KUALA LUMPUR: RHB Research is optimistic about Sunway Construction Group Bhd’s (SunCon) district cooling system (DCS) project, as it allows the group to accelerate the DCS technology adoption in its future developments.
It believes this marks a “cool start” for SunCon as it can leverage on sustainable green cooling systems that could speed up the use of DCS technology in other projects.
The research house is keeping an “add” call on SunCon with a target price of RM1.93.
Recently, SunCon announced that it had entered into a build, own, operate and transfer agreement with Sunway South Quay Sdn Bhd (SSQ).
SSQ is an indirect wholly-owned subsidiary of Sunway Bhd and Engie-Sunway DCS Sdn Bhd, a 40%-owned associate company of SunCon.
Engie-Sunway DCS is the join-venture company between Sunway SK Sdn Bhd, an indirectly wholly owned subsidiary of SunCon, and ECM Cooling Sdn Bhd.
The agreement involves building a DCS and supplying cooling energy to SSQ’s development, known as Sunway South Quay Commercial Precinct 2, for 25 years – after which the DCS is transferred to SSQ.,
Based on the terms, Sunway Engineering, an indirect wholly-owned subsidiary of SunCon, would perform engineering, procurement and construction scope of works for the DCS.
“The contract value could be RM35mil to RM40mil with an expected net margin of 5% to 8% and SunCon could recognise a net profit of around RM1.8mil, assuming a 5% net margin over three years for the completion of the DCS,” said RHB.
It said the annual profits from the DCS operation, attributable to Sunway SK Sdn Bhd’s 40% portion, are minimal over the operating period of less than 0.5% of financial year 2022 (FY22) forecast profits.
“Due to the expected minimal net profit from constructing the DCS, combined with the probability of the DCS to generate income only after two years of operation, we make no changes to our earnings estimates,” it added.

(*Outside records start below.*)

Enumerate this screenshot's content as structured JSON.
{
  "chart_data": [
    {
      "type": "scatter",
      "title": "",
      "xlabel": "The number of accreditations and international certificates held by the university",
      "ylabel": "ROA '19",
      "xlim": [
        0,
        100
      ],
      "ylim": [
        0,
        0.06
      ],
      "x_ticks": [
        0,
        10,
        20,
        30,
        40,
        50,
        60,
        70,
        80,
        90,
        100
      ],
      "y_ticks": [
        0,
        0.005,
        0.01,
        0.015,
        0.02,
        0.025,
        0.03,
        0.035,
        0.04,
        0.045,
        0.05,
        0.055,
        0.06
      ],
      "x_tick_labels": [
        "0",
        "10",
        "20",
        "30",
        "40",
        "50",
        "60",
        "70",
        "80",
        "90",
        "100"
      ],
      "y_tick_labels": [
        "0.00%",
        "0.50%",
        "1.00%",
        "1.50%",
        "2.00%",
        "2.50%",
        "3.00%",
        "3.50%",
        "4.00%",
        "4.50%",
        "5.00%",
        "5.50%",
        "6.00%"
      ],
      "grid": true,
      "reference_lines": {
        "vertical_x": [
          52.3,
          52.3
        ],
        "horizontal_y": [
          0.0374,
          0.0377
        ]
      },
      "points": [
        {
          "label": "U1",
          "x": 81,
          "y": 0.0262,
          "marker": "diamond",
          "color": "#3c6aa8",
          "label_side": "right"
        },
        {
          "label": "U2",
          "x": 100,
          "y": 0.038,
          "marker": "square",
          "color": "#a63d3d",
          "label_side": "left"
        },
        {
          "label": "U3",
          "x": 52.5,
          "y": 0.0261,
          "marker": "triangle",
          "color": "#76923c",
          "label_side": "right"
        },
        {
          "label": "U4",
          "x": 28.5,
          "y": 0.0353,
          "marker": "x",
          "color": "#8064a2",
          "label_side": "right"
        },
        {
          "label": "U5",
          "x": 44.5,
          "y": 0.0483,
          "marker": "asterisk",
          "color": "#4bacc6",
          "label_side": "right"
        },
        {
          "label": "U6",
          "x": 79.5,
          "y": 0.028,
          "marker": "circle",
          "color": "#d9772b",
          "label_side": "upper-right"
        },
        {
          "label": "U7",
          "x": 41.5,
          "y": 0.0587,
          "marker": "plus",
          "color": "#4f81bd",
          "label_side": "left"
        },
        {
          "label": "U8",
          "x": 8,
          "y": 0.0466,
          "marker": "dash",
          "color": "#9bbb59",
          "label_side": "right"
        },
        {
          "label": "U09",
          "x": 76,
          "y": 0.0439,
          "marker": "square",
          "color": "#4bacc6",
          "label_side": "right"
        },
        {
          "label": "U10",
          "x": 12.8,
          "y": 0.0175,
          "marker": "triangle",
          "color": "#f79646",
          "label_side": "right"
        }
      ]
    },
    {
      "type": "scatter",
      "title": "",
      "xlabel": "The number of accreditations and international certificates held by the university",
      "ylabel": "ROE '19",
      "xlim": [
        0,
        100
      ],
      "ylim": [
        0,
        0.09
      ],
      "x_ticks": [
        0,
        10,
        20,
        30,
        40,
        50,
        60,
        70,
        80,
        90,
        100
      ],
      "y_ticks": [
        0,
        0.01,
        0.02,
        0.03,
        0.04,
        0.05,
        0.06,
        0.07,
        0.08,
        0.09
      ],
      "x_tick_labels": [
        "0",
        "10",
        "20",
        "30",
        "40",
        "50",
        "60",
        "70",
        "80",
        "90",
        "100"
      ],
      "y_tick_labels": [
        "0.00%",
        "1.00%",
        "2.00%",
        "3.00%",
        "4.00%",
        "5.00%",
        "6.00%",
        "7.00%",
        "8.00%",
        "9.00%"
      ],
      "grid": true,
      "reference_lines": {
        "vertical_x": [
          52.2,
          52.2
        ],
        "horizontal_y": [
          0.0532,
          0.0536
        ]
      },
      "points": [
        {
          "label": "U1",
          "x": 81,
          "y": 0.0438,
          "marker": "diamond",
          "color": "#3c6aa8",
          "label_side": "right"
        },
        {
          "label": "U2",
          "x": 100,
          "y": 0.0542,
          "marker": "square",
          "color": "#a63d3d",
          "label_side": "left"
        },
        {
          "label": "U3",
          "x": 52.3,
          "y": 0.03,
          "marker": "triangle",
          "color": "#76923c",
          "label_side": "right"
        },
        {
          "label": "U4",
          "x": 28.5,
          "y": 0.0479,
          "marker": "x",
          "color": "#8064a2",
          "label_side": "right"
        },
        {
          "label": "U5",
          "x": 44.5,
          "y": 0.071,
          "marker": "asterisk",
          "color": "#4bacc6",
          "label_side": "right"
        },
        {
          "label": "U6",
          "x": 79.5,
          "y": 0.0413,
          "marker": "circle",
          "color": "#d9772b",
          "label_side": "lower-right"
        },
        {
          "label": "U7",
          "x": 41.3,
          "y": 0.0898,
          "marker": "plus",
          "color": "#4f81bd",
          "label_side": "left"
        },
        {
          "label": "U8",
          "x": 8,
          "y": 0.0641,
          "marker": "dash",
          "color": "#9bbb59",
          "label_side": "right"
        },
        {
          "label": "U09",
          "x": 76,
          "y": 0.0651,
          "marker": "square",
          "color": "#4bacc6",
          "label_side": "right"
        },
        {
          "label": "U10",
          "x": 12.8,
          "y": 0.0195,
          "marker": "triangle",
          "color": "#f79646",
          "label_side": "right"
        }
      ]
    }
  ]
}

RHB believes its unchanged valuation target price-to-earnings ratio (P/E) of 15.5 times, pegged to its FY23 earnings per share, is fair and reflects SunCon’s high likelihood of securing the Mass Rapid Transit 3 jobs, combined with its steady internal jobs.
The research house said the key risks to the DSC project are the possible cost overruns and higher material costs.